The diet industry. Those shamen, those snake-oil salesmen, always waiting in the wings with the next sure-fire weight loss fix.
They create diet junkies. You know, the people who are constantly on a diet, eating low-carb, following the Ornish plan, taking Alli, fasting, juicing, detoxing and colon cleansing in the hope that they can reverse years of poor health choices in a matter of weeks. They've got a NordicTrack, Ab Roller, Ab Rocker and Thigh Master in the basement, all gathering dust. Bookshelves overflow with titles like Dr. Atkins' New Diet Revolution, The Zone, Eat More, Weigh Less and so on - also gathering dust.
Okay, so we've called out the obvious culprits, and anyone who is committed to permanent weight loss understands that good health does not depend on eliminating entire food groups from the diet or drinking a mixture of lemon juice, maple syrup and cayenne pepper for days on end. These claims are easy to ignore, because they have no basis in common sense or longevity.
There are some more insiduous messengers in the media that can make ideas like taking unregulated diet supplements and eating bacon everyday seem almost acceptable. Avoiding these messengers will help filter out the hype and help you focus on what really works.
1. Anyone who refers to him/herself (or is generally referred to) as a "guru." 'Nuff said.
2. Diet plans, exercise equipment/programs or supplements that claim to target certain areas of the body for fat loss. There is no such thing as spot reducing. Overall toning and interval training will reduce overall body fat while firming and shaping your body.
3. Oprah and just about any guest who appears on her show to talk about "health," "weight loss," or "fitness." Surely Oprah would never lead her viewers astray! As we've all witnessed, Oprah is a the quintessential fad dieter; from Bob Greene's Best Life Diet to her latest pet, Dr. Oz, her gurus have had her going vegan, detoxing and promoting colon cleansing. Two words: Dr. Phil. Sadly, even though Oprah is one of the most accomplished women in the world and has had Mr. Greene as her "guru" for almost 20 years, she still struggles with the one thing diet and exercise can't take care of on their own - emotional eating.
4. Jillian Michaels. I can't lie, I liked Jillian Michaels once upon a time. I read her books and thought that some of her ideas about metabolism and the effects of hormones on fat cells were spot-on. Her "don't diet, eat better" and "work hard and get out" ethic was right up my alley. Then I was shopping in a drugstore and came face-to-face with the woman herself - staring out at me from a row of fat-burning pills and cleansing formulas. That proved to me that Jillian & The Biggest Loser franchise are "fat porn" in the same way Paula Deen & FoodTV are "food porn" - if you can't, don't or won't do it yourself, you can always live vicariously through TV shows like The Biggest Loser or Cooking With Paula Deen - the franchise isn't interested in teaching you to lose weight (or to cook), they're interested in taking your money through advertising and jump-off products.
5. Any diet plan or spokesperson who claims you can lose weight without making your own food.
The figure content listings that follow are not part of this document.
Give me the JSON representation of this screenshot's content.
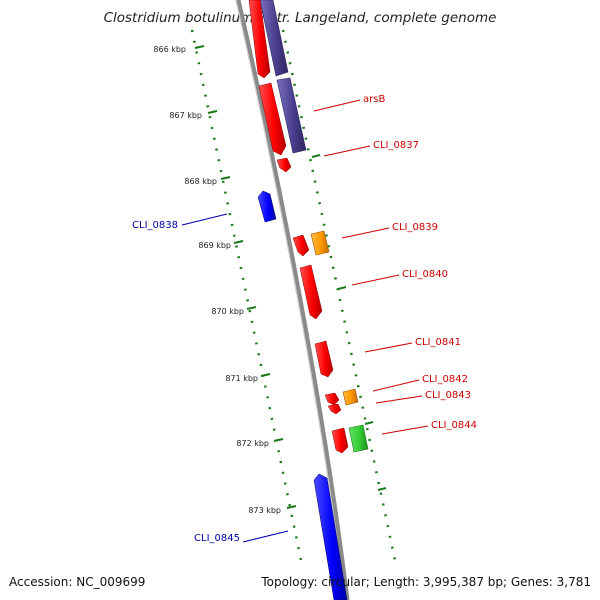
{
  "title": "Clostridium botulinum F str. Langeland, complete genome",
  "footer": {
    "accession": "Accession: NC_009699",
    "topology": "Topology: circular; Length: 3,995,387 bp; Genes: 3,781"
  },
  "colors": {
    "cds_forward": "#ff0000",
    "cds_reverse": "#0000ff",
    "orange_feature": "#ff9900",
    "green_feature": "#33cc33",
    "purple_feature": "#4a3f8f",
    "backbone": "#888888",
    "tick_marks": "#1a7a1a",
    "label_forward": "#cc0000",
    "label_reverse": "#0000aa"
  },
  "ticks": [
    "866 kbp",
    "867 kbp",
    "868 kbp",
    "869 kbp",
    "870 kbp",
    "871 kbp",
    "872 kbp",
    "873 kbp"
  ],
  "gene_labels_forward": [
    "arsB",
    "CLI_0837",
    "CLI_0839",
    "CLI_0840",
    "CLI_0841",
    "CLI_0842",
    "CLI_0843",
    "CLI_0844"
  ],
  "gene_labels_reverse": [
    "CLI_0838",
    "CLI_0845"
  ]
}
Unless you've got unlimited unfunds & a tiny stomach, you're going to have to learn how to cook if you want to lose weight for good. Most of the food in these delivery plans are intensely processed and are full of high-fructose corn syrup, other preservatives/fillers and salt - all the things you want to avoid. Stick to whole, fresh foods and avoid boxed & processed food (especially those with cute labels like Best Life) - you'll save both money and your health. Make the time to cook ahead and have basic meal staples ready to go when you're in a rush.